Me being here raises eyebrows and turns heads. It’s strange to be here, strange to be onstage, strange to be out on the streets.
I’m used to the staring, and used to being the only foreigner. It occasionally gets uncomfortable, such as one meal in the walled city of Lahore when the group of guys at an adjacent literally sat backwards in their seats to stare at me. And sometimes I still get lonely (especially when I can’t understand the language, which is why I work so hard to learn).
That’s one reason I prefer to spend time with dancers, in any country I’ve lived in. Dance is our shared language, and it removes many cultural boundaries. Somehow it’s bigger than the sum of our differences.
Once we establish that central common ground, I just don’t feel like a foreigner anymore. Skin color is mentioned and commented on once in a while, but it’s not the elephant in the room. Respect is based on skill and ability, not random genetic combinations and chance of birth place.
But outside of the studio, sometimes those random genetic combinations get put on a pedestal.
About a week ago, I was invited to do a workshop at the University of Sargodha’s sub campus in Bhakkar. It was the first international workshop the university had organized, and I had the privilege of being one of two foreigners invited.
I didn’t understand the extent to which our participation would be celebrated until our motorcade (extra top security) arrived at the hall. Along with the other foreign guest, the other speakers, the Vice Chancellor of the university, and the director of the sub campus, we were greeted by rows of women with baskets of flower petals. Bouquets were pushed into our hands, and we entered the hall to a full standing ovation and an introduction by the MC. I was then ushered up to the high table at the front to sit with the Vice Chancellor.
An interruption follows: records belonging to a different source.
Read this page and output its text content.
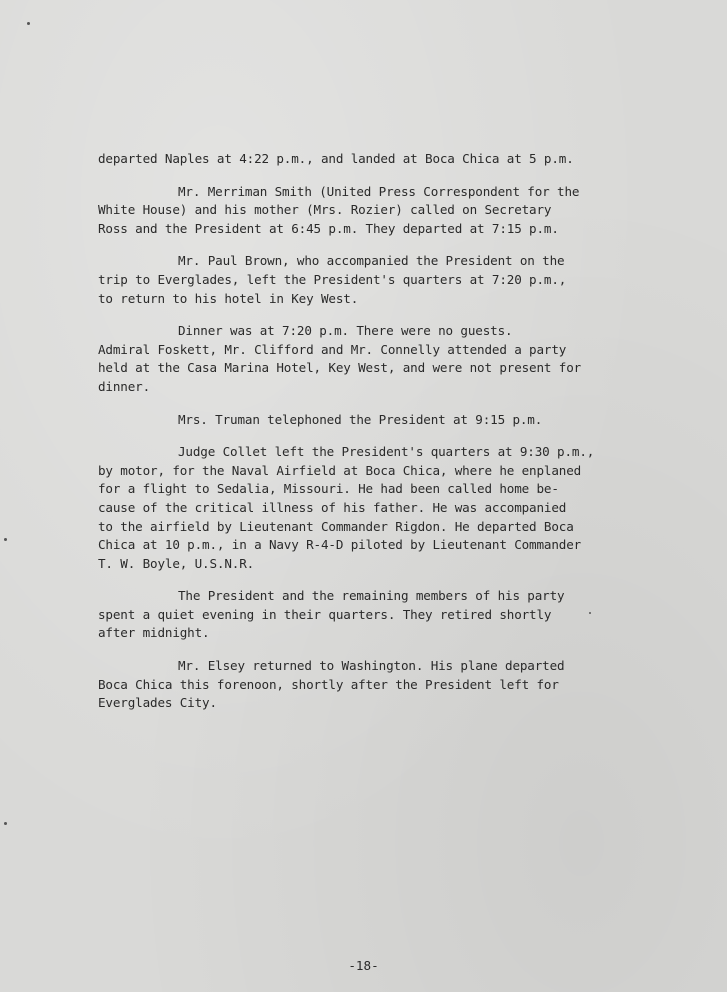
departed Naples at 4:22 p.m., and landed at Boca Chica at 5 p.m.
Mr. Merriman Smith (United Press Correspondent for the
White House) and his mother (Mrs. Rozier) called on Secretary
Ross and the President at 6:45 p.m. They departed at 7:15 p.m.
Mr. Paul Brown, who accompanied the President on the
trip to Everglades, left the President's quarters at 7:20 p.m.,
to return to his hotel in Key West.
Dinner was at 7:20 p.m. There were no guests.
Admiral Foskett, Mr. Clifford and Mr. Connelly attended a party
held at the Casa Marina Hotel, Key West, and were not present for
dinner.
Mrs. Truman telephoned the President at 9:15 p.m.
Judge Collet left the President's quarters at 9:30 p.m.,
by motor, for the Naval Airfield at Boca Chica, where he enplaned
for a flight to Sedalia, Missouri. He had been called home be-
cause of the critical illness of his father. He was accompanied
to the airfield by Lieutenant Commander Rigdon. He departed Boca
Chica at 10 p.m., in a Navy R-4-D piloted by Lieutenant Commander
T. W. Boyle, U.S.N.R.
The President and the remaining members of his party
spent a quiet evening in their quarters. They retired shortly
after midnight.
Mr. Elsey returned to Washington. His plane departed
Boca Chica this forenoon, shortly after the President left for
Everglades City.
-18-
It was most certainly a very Big Deal. I realize it was meant with respect, but I don’t believe in anything that reinforces and celebrates hierarchy in whatever way. I do love being the center of attention on stage, but in real life I’m not interested in being held up on a pedestal as something to be worshiped or treated like a rockstar purely for my country of birth and the color of my skin.
I caught myself wondering what would happen if I was Asian — but then, in that case, I probably wouldn’t have been invited. I probably wouldn’t have the freedom or privilege to travel so freely, either. Privilege is a tricky beast, and a lesson I’m still learning.
But at the end of the day, I was there to do something, and that was to introduce a concept that I’m pretty sure no one in the room had ever even thought of before — that leadership also has a physical quality, and that concepts of trustworthiness, empathy, and communication have physical manifestations.
I didn’t give the workshop from the podium. I took the microphone into the hall and talked to the students, asked questions, got volunteers. Whether or not they understood, I’m not sure, but I did get good feedback — and a few misguided souls asking if I could help them study in America.
I don’t begrudge the organizers for the fuss and fanfare, but I do find it misplaced. Celebration and ceremony for foreigners just increases the gaps and reinforces the stereotypes. For my part, I’d rather receive the accolades for work I’ve actually done, and not the accidents of space and time.
In the meantime, life goes on in the dancing world. I spent the weekend at the gorgeous campus of the GIK Institute, one of if not the top STEM universities in Pakistan, performing Goonj for a second time with Adnan Jahangir and his team. In this case, the fuss and fanfare was reserved for Adnan, and I was just part of the team, which was just what I needed after Bhakkar.
Now, I’m rehearsing to perform Punjabi Bhangra with Versatile Dance Company, and looking ahead to a few weeks of bopping around the country like a ping pong ball performing and giving workshops.
But whenever I can, I spend my time in the studio at Versatile. I’m respected, but for the most part, they only make a big deal out of my dancing ability. They don’t particularly care where I come from, and are more interested in the fact that I’m here now.
And as for me, there’s no other place I’d rather be.